Um salvo de onze balas voou até a garota. Seu corpo permaneceu inerte, como se nada tivesse lhe tocado. Mais uma vez, os mercenários estavam impotentes.
Ela permaneceu sem se mover, esperando pelos soldados, porém guerreiro algum ousou avançar. Eles experimentaram do tratamento da coisa que se escondia detrás daquela faixada inocente. Estavam paralisados, tomados pelo temor.
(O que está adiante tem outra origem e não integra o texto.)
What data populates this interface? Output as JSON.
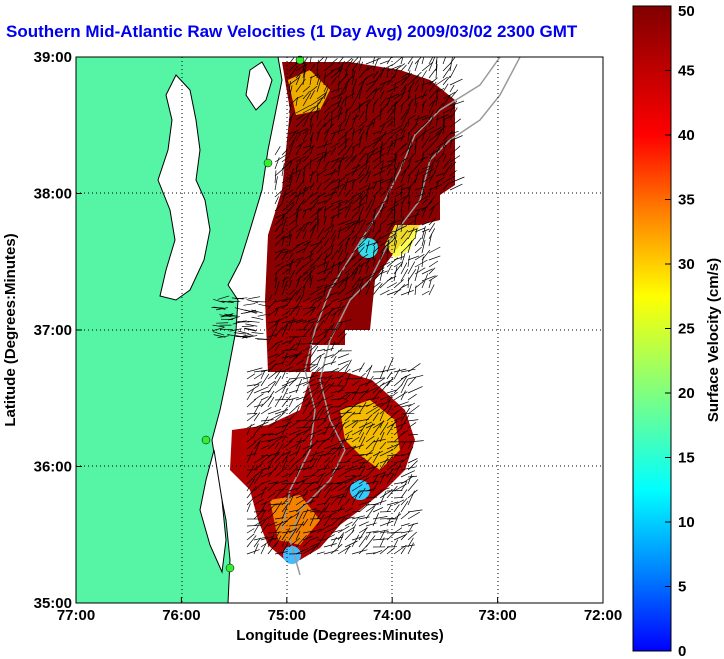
{
  "title": "Southern Mid-Atlantic Raw Velocities (1 Day Avg) 2009/03/02 2300 GMT",
  "axes": {
    "xlabel": "Longitude (Degrees:Minutes)",
    "ylabel": "Latitude (Degrees:Minutes)",
    "xticks": [
      "77:00",
      "76:00",
      "75:00",
      "74:00",
      "73:00",
      "72:00"
    ],
    "yticks": [
      "39:00",
      "38:00",
      "37:00",
      "36:00",
      "35:00"
    ],
    "xlim": [
      -77,
      -72
    ],
    "ylim": [
      35,
      39
    ],
    "grid": "dotted"
  },
  "colorbar": {
    "label": "Surface Velocity (cm/s)",
    "range": [
      0,
      50
    ],
    "ticks": [
      "50",
      "45",
      "40",
      "35",
      "30",
      "25",
      "20",
      "15",
      "10",
      "5",
      "0"
    ]
  },
  "colors": {
    "land": "#55f5a5",
    "title": "#0000ee",
    "high_velocity": "#8b0000",
    "low_velocity": "#00aaff"
  },
  "stations": [
    "station-1",
    "station-2",
    "station-3",
    "station-4"
  ]
}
A menina olhou para sua direita e quase causou uma fuga entre os mercenários. Ela dizia murmúrios em tautanês e depois parecia inclinar suas orelhas para ouvir, como se esperasse uma resposta. Era como se conversasse com alguém na rua ao lado, mesmo que voz alguma falasse.
Os soldados deram um passo para frente, encorajados pela inatividade da garota, porém, antes que eles a alcançassem, a menina os percebeu. Seus olhos se arregalaram ao ver tantas armas apontadas para ela, deixando suas pernas e braços tremendo de pânico. Naquele instante, sua face parecia tão temorosa quanto a dos mercenários.
Tadeu, que estava na primeira fileira, notou a reação estranha. O monstro que quase o matou não estava ali. Ela agia feito qualquer um naquela situação.
“Ela está com medo de nós?”, perguntou-se, ainda receoso.
— Não me toquem! — ela clamou em uma voz aguda e perfurante, rasgando pelas orelhas dos soldados.
Eles lançaram suas mãos contra os ouvidos após a dor que o brado provocou. A menina aproveitou da distração e fugiu, correndo na direção oposta.
Leto viu a garota fugir e irou-se ao ver seus soldados assistirem.
— Seus lesados inúteis, o que estão esperando!? — gritou o cabo. — Peguem-na!
Ainda com seus ouvidos zunindo, os mercenários tomaram suas armas e correram em busca da criança em passadas largas.
A cada passo de sua corrida, a garotinha virava sua cabeça para trás. As pernas maiores dos homens de jaqueta verde e calças cinzentas os ajudavam a encurtar a distância cada vez mais, desesperando a menina fujona. A cada passo, seus gritos por socorro aumentavam.
Um mercenário se aproximou da menina, deixando-a ao alcance de seus braços. Em um salto, estendeu sua mão para puxá-la pelos cabelos, chegando a encostar em suas mechas douradas.
Foi como tocar a luz. Sua mão atravessou os fios loiros inexistentes da ilusão. No chão, ele viu uma outra bizarrice da Filha de Kolur: ela se dividiu em quatro imagens iguais, cada uma correndo por uma direção diferente.
— Mas o quê?! — gritou em confusão.
— Já conhecemos seus truques, pirralha! — Leto gritou, parando em frente ao soldado confuso. — Dividam-se e me tragam a menina!
— Senhor, mas e se nos emboscarem? — um deles falou, lembrando-se da fala de Alen.
— Vocês querem capturar a maldita criança ou o quê?! — gritou furioso.
Mesmo com o risco de armadilhas, os soldados preferiram não questionar o cabo. Dividiram-se em grupos menores e correram pelas ruas. A caçada havia começado.
Para Leto, a oportunidade era muito valiosa para levar em conta o perigo. A garota era a chance dos monarquistas. Pegá-la, a dele. Desde o fracasso na captura do frade, um sentimento estranho percorria o cabo. Uma mistura de ódio e oportunidade. A menina tinha iniciado uma dívida mortal ao trucidar não só os soldados do cabo, como seu orgulho. Era hora de pagar o preço.
— Muito bem, soldados… tragam-me a garota. Vamos ver se aquela fedelha não me paga pelo que fez ainda nessa tarde!
A boca do cabo se transformou em um sorriso malicioso, ansioso por sangue.